Translated from the Chinese by Steve Bradbury
Once, when I had called it a day and gone back to my room, I pulled off one of my work gloves and tossed it on the bed so that I could fish out a cigarette and place it between my lips. I had no sooner struck a match and was about to inhale when I found myself staring through the smoke of the match flame at the coarse cotton glove, once white but now stained yellow by yellow earth, black by black earth, and dingy ocher where black and yellow earth had mixed.
Without my hand to fill it, the glove had, quite naturally, collapsed upon itself, its index finger bent at a thirty-degree angle and its pinkie, which lay crumpled beneath the ring- and middle-fingers, all but invisible, so that it looked exactly like the glove had lost a finger. It grieved me to think how lonely it must feel, and so I quickly shook out the match, tore off the other glove, and tossed it on the bed beside the first glove.

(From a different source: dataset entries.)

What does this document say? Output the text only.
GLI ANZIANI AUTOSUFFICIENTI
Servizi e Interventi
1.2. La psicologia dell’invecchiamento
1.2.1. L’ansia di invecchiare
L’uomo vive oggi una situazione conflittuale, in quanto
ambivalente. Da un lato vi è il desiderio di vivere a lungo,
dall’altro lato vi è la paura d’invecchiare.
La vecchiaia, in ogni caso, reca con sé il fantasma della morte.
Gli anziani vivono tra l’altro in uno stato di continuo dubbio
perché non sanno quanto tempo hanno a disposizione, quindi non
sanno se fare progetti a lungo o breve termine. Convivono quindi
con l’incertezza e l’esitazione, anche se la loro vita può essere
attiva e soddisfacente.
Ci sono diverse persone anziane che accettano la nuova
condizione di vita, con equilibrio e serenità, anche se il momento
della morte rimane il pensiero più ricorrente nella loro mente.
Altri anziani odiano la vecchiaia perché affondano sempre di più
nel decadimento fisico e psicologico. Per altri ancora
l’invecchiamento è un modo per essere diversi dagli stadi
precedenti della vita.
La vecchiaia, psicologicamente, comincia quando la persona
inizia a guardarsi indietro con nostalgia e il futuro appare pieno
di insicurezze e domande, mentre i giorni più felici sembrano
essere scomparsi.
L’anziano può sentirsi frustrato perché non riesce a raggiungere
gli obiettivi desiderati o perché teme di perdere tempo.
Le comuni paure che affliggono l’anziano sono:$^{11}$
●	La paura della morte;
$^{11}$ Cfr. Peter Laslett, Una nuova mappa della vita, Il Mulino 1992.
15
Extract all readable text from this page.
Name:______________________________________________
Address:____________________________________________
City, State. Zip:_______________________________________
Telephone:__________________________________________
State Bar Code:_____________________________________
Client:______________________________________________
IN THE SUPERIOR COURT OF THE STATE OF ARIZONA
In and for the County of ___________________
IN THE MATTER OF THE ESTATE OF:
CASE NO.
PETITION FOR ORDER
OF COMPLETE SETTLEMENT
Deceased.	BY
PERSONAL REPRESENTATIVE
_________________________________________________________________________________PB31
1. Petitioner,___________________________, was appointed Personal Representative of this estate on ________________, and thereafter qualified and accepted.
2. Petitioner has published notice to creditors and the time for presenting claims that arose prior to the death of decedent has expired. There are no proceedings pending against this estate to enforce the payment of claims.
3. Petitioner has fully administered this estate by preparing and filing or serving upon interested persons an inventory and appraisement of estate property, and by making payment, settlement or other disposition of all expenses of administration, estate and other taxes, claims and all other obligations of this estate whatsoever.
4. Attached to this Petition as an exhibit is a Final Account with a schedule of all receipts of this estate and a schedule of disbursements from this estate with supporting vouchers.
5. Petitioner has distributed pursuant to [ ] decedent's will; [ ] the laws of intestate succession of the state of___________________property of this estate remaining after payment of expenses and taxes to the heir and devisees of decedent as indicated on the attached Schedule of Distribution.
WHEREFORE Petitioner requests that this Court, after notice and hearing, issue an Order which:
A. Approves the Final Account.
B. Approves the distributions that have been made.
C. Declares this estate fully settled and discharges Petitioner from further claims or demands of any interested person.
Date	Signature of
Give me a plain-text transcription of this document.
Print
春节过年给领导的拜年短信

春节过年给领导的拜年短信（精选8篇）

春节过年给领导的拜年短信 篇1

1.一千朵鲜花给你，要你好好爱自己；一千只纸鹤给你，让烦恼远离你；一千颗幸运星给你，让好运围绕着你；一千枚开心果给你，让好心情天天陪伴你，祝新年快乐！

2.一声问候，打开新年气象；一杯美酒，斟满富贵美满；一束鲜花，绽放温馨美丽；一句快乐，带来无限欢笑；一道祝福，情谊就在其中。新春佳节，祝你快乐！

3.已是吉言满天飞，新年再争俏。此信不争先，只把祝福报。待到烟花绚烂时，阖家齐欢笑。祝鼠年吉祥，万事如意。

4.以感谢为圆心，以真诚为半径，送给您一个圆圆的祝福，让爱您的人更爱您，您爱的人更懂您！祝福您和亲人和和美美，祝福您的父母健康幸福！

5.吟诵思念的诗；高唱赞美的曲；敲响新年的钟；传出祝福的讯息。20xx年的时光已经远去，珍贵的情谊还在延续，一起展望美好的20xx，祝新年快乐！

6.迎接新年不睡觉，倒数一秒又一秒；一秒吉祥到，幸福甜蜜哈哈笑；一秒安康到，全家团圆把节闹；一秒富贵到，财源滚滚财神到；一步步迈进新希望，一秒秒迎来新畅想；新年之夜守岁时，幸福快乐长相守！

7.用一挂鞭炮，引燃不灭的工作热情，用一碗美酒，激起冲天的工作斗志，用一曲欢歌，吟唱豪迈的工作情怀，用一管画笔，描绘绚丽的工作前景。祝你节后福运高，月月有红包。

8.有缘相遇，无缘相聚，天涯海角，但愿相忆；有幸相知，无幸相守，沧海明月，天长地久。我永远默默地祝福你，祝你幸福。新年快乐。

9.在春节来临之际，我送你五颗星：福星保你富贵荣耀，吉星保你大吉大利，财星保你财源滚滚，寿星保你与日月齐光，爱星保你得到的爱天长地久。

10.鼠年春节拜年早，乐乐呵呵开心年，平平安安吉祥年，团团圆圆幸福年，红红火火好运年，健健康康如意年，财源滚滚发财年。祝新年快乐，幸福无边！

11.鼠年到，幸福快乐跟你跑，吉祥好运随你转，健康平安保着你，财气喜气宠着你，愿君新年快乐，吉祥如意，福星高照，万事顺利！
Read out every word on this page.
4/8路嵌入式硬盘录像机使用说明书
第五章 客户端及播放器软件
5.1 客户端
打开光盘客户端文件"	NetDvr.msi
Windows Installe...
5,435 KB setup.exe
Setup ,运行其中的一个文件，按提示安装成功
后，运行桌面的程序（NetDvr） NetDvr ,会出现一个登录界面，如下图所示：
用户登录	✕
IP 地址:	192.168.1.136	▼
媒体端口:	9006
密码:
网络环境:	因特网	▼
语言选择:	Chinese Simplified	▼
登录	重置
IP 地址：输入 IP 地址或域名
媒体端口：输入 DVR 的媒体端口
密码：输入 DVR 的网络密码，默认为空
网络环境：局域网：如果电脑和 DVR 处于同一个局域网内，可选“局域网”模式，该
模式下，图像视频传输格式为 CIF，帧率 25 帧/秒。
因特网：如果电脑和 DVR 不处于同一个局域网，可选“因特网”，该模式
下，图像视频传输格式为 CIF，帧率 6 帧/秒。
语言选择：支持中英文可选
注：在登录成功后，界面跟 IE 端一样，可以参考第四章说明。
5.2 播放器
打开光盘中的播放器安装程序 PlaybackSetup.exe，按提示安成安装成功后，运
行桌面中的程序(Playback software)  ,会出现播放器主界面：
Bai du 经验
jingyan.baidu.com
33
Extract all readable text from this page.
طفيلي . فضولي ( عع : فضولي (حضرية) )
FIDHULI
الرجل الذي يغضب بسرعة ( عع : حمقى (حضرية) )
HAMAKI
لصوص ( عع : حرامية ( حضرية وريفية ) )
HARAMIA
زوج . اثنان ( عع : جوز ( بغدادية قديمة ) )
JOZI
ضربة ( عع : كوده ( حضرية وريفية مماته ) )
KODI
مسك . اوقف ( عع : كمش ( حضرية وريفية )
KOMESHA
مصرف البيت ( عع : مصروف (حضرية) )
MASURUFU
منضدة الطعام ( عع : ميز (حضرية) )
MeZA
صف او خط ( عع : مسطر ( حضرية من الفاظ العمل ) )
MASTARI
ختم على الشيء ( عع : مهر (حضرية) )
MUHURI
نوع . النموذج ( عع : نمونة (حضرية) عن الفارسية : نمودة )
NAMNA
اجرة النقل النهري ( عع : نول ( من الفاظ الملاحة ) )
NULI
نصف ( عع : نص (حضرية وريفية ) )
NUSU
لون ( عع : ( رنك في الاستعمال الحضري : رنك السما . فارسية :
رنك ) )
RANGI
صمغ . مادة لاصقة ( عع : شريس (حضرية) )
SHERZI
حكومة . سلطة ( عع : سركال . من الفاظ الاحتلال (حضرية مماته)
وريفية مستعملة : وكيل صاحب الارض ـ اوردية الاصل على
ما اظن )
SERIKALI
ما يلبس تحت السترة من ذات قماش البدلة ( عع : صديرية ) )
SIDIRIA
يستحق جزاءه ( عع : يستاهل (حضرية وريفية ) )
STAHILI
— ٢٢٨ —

But the second glove just lay there on its back, its fingers splayed in exhaustion, pointing in the direction of the other glove, which lay at a right angle to the first some four inches away. You might think the gloves were only resting, but they were in fact trembling; and so it seemed to me that nothing could more symbolize hope without hope, sorrow without significance, or the thousands upon thousands of lost souls at the nth degree of their decrepitude than a pair of dingy white work gloves. Not even a widow dancing a slow waltz with an empty overcoat.